I am really confused and frustrated as I can't figure this out. If someone could clear my doubt, I'd be really thankful.

According to my textbook current is the rate of flow of charge, it is directly proportional to voltage provided the resistance remains constant. So, when current which is basically electrons carrying electrical energy, when they pass through a resistor or lamp or any other electrical component, some electrical energy gets converted into thermal energy, so the electrical energy they carry is reduced, right? And as they pass through a component they undergo collisions with the atoms which causes their speed to reduce, they will travel slower and therefore pass through the resistor much slowly, so as its speed reduces the current should reduce?

As current is the rate of charge, it's rate will definitely reduce due to the collisions it will go through, right? I understand that the “amount” of electrons will remain same as everyone says, but current just isn't “flowing electrons” it's the rate at which they flow, so although the amount of electrons flowing remains same, their rate of flow decreases, so isn't the current supposed to be reduced rather than remain constant?

I could be totally wrong but I haven't found any resource which gives me the answer to my question, everyone claims the amount of electron remains same (I agree) but no one refers to its rate. I am studying this entire chapter by myself so sorry if something I said tends to be wrong.

Answer 1

A lot of this question seems to be a duplicate of the above questions, but this part seemed to be novel to me.

So, when current which is basically electrons carrying electrical energy,when they pass through a resistor or lamp or any other electrical component some of the electrical energy gets converted into thermal energy,so the electrical energy they carry is reduced,right?

Actually, no, electrons do not carry the energy in a typical circuit. Instead, the energy is carried by the fields. Consider this, at typical currents the drift velocity is on the order of mm/s. If the electrons carried the energy then it would take at least several minutes between flipping a switch and a light bulb becoming energized and glowing. Instead, the fields move at nearly the speed of light, allowing the energy to travel much faster than the electrons.

as they pass through a component they undergo collisions with the atoms which causes their speed to reduce,they will travel slower

This doesn’t happen. While they are undergoing collisions in the Drude model they are also being accelerated by the fields. The net effect is that their average speed is constant. Again, the energy is supplied by the fields, and the fields are present throughout the circuit.

Answer 2

First, the rate at which electrons flow into the resistor must (in steady state) equal the rate at which electrons flow out of the resistor.

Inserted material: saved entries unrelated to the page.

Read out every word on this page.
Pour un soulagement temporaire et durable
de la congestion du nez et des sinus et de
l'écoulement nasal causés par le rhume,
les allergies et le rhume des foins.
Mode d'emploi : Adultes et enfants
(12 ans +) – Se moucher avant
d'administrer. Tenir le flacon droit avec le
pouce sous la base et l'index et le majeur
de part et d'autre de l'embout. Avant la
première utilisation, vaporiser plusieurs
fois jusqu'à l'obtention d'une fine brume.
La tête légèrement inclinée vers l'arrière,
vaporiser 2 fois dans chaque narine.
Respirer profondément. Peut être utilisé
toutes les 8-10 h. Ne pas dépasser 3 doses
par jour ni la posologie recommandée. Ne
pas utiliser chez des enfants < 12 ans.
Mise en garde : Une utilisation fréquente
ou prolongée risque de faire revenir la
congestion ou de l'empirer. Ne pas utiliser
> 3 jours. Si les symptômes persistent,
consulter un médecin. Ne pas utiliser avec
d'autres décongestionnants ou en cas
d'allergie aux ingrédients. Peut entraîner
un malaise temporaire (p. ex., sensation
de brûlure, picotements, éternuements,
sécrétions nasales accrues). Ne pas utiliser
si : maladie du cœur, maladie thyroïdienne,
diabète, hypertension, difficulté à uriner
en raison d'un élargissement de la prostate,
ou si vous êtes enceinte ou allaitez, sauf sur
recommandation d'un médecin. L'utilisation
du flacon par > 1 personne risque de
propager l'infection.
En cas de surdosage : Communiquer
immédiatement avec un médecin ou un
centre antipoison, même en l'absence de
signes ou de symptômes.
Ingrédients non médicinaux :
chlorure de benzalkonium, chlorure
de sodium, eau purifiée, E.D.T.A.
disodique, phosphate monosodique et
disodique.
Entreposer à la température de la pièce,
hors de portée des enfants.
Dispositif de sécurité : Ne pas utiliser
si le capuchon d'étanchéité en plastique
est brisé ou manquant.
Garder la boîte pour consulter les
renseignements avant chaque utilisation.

To see why this must be, consider the case that the flow into the resistor is greater than the flow out. If this were to happen, the number of excess electrons within the resistor would increase, i.e., the resistor would become increasingly negatively charged.

Now, what would be the effect of this building negative charge? This charge repels electrons and this would act to (1) decrease the flow of electrons into the resistor as well as (2) increase the flow of electrons out of the resistor.

In other words, if the rates into and out of the resistor were perturbed so that they don't match, the resulting build-up of electric charge within the resistor acts to make the rates equal again.

Section 7.1.2 in Griffiths' "Introduction to Electrodynamics, Fourth Edition" covers this:

Answer: If the current were not the same all the way around (for instance, during the first split second after the switch is closed), then charge would be piling up somewhere and - here's the crucial point - the electric field of this accumulating charge is in such a direction as to even out the flow.

Suppose, for instance, that the current into the bend in Fig. 7.8 is greater than the current out. Then charge piles up at the "knee", and this produces a field aiming away from the kink. This field opposes the current flowing in (slowing it down) and promotes the current flowing out (speeding it up) until these currents are equal, at which point there no further accumulation of charge, and equilibrium is established.

It's a beautiful system, automatically self-correcting to keep the current uniform, and it does all so quickly that, in practice, you can safely assume the current is the same all around the circuit.

Answer 3

Say, 10 charges flow through the wire per second, and suddenly they are slowed down at the resistor so only, say, 6 of them flow through the resistor per second. Where do the extra 4 charges per second go? They will have to wait "in queue" in front of the resistor. And every second 4 new ones arrive, so they accumulate and grow and grow in amount.

Soon, so many will have accumulated that their total repulsion will prevent any further charges from arriving. Only when there is room, will more charges be allowed in. So only when the 6 charges flow through per second, will 6 new ones be allowed in. Effectively, the incoming flow has balanced to match the outcoming flow.

The same happens on the other side or the resistor, just oppositely with missing charges instead of an excess of charges.

This idea that at steady state - when balance has been reached - inflow must equal outflow, is called Kirchhoff's current law.